The traditional way of welcoming the New Year, is to spend New Year's Eve with the whole family having a meal together, then the whole family would go out to a special market (called flower market) and walk around there till early morning. Nowadays, urban dwellers will usually stay on through the night to catch up on each others latest news since most of the Chinese relatives are more or less dispersed widely due to occupation needs. Such gatherings are good for catching up.
In the past, the children will stay up late till the early morning; banging away with their fire crackers, signifying the meaning of wishing their parents longevity.
In the morning the children have to give their parents good wishes, and in return their parents will give them lucky money placed inside a red packet.
The start of the Chinese New Year usually takes place sometime in February.
There are a number of different beliefs as to how the lunar new year started, but one of the more colourful Chinese legends involves a beast with an enormous mouth that could swallow people whole.

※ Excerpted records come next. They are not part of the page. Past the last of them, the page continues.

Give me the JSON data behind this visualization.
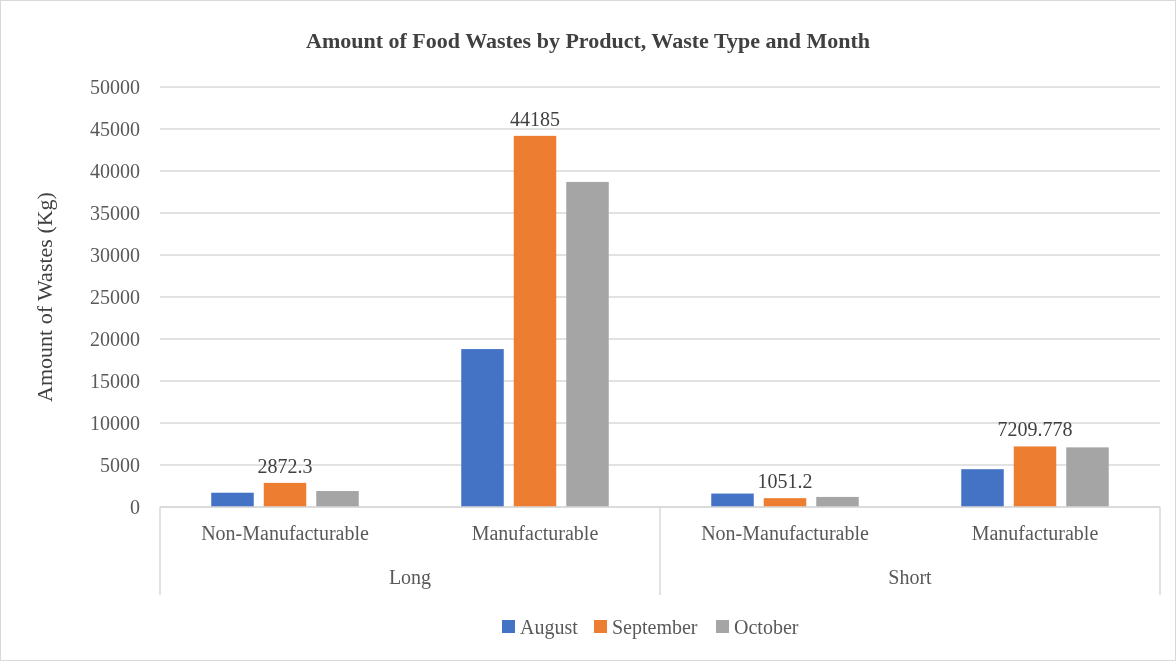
{
  "chart_data": {
    "type": "bar",
    "title": "Amount of Food Wastes by Product, Waste Type and Month",
    "ylabel": "Amount of Wastes (Kg)",
    "categories": [
      "Non-Manufacturable",
      "Manufacturable",
      "Non-Manufacturable",
      "Manufacturable"
    ],
    "annotations": [
      "Long",
      "Short"
    ],
    "series": [
      {
        "name": "August",
        "color": "#4472c4",
        "values": [
          1700,
          18800,
          1600,
          4500
        ]
      },
      {
        "name": "September",
        "color": "#ed7d31",
        "values": [
          2872.3,
          44185,
          1051.2,
          7209.778
        ],
        "value_labels": [
          "2872.3",
          "44185",
          "1051.2",
          "7209.778"
        ]
      },
      {
        "name": "October",
        "color": "#a5a5a5",
        "values": [
          1900,
          38700,
          1200,
          7100
        ]
      }
    ],
    "ylim": [
      0,
      50000
    ],
    "yticks": [
      0,
      5000,
      10000,
      15000,
      20000,
      25000,
      30000,
      35000,
      40000,
      45000,
      50000
    ],
    "grid": "y",
    "legend": "bottom"
  }
}
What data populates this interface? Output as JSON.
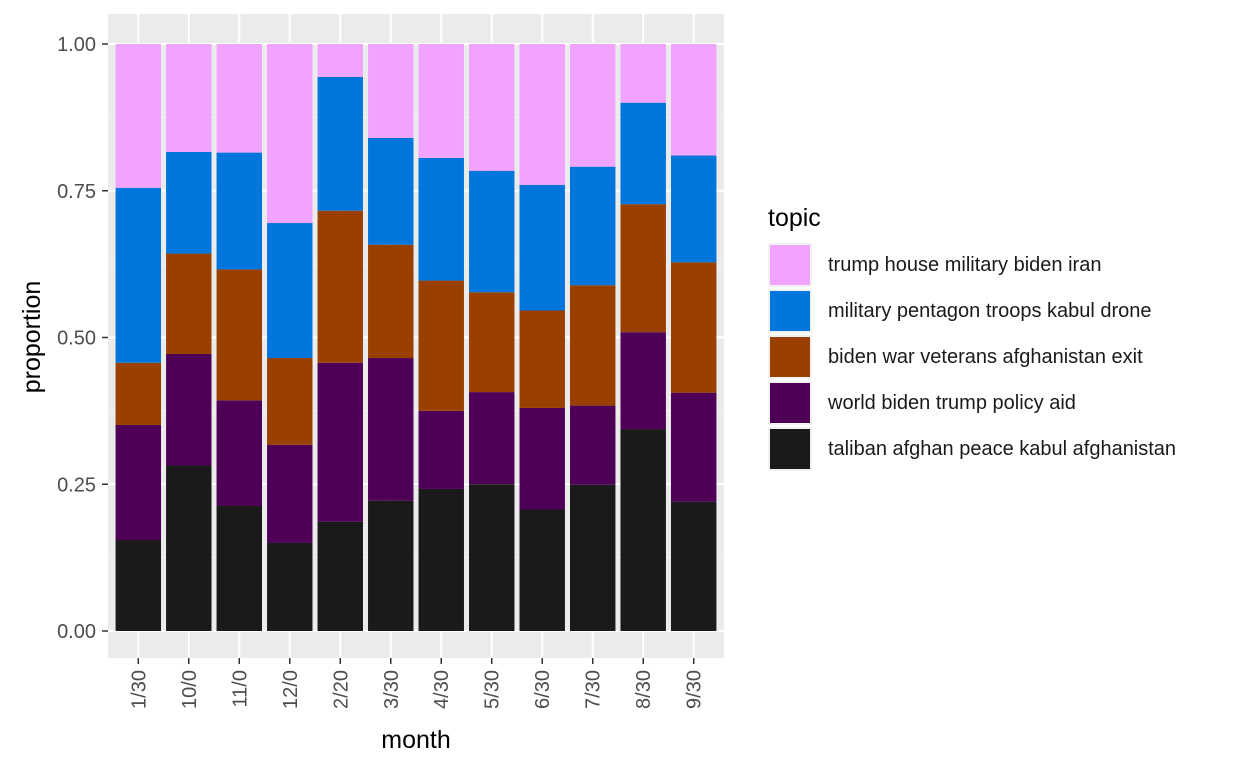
{
  "chart_data": {
    "type": "bar",
    "stacked": true,
    "xlabel": "month",
    "ylabel": "proportion",
    "ylim": [
      0,
      1
    ],
    "yticks": [
      "0.00",
      "0.25",
      "0.50",
      "0.75",
      "1.00"
    ],
    "categories": [
      "1/30",
      "10/0",
      "11/0",
      "12/0",
      "2/20",
      "3/30",
      "4/30",
      "5/30",
      "6/30",
      "7/30",
      "8/30",
      "9/30"
    ],
    "legend_title": "topic",
    "legend_position": "right",
    "grid": true,
    "series": [
      {
        "name": "taliban afghan peace kabul afghanistan",
        "color": "#1a1a1a",
        "values": [
          0.155,
          0.282,
          0.213,
          0.15,
          0.186,
          0.222,
          0.242,
          0.25,
          0.207,
          0.249,
          0.344,
          0.22
        ]
      },
      {
        "name": "world biden trump policy aid",
        "color": "#4d0055",
        "values": [
          0.196,
          0.19,
          0.18,
          0.167,
          0.271,
          0.243,
          0.133,
          0.157,
          0.173,
          0.135,
          0.165,
          0.186
        ]
      },
      {
        "name": "biden war veterans afghanistan exit",
        "color": "#993f00",
        "values": [
          0.106,
          0.171,
          0.223,
          0.148,
          0.259,
          0.193,
          0.222,
          0.17,
          0.166,
          0.205,
          0.218,
          0.222
        ]
      },
      {
        "name": "military pentagon troops kabul drone",
        "color": "#0075dc",
        "values": [
          0.298,
          0.173,
          0.199,
          0.23,
          0.228,
          0.182,
          0.209,
          0.207,
          0.214,
          0.202,
          0.173,
          0.182
        ]
      },
      {
        "name": "trump house military biden iran",
        "color": "#f0a3ff",
        "values": [
          0.245,
          0.184,
          0.185,
          0.305,
          0.056,
          0.16,
          0.194,
          0.216,
          0.24,
          0.209,
          0.1,
          0.19
        ]
      }
    ]
  }
}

This beast, named Nian, terrified people until an old man (an immortal god in disguise) tamed it, riding Nian into the sunset. Before the old man left, he suggested that people hang red paper decorations on their windows and doors at each year's end. The color red was the color the beast feared most - and thus it would scare Nian, if the beast came back. Of course, this is only a legend and like most others is based on superstition.
And so the tradition of Guo Nian started. Guo, which means "to pass" or "to observe," and Nian, which means "year," was once used to mean "survive the [beast] Nian" but is now used to "celebrate the [New] Year."
In particular, the Chinese believe New Year festivities, is a time for renewal, family reunion, eating rich foods and paying respects to parents and elders. In addition, the Chinese believe that what you do and how you act during this period will determine what kind of year you have.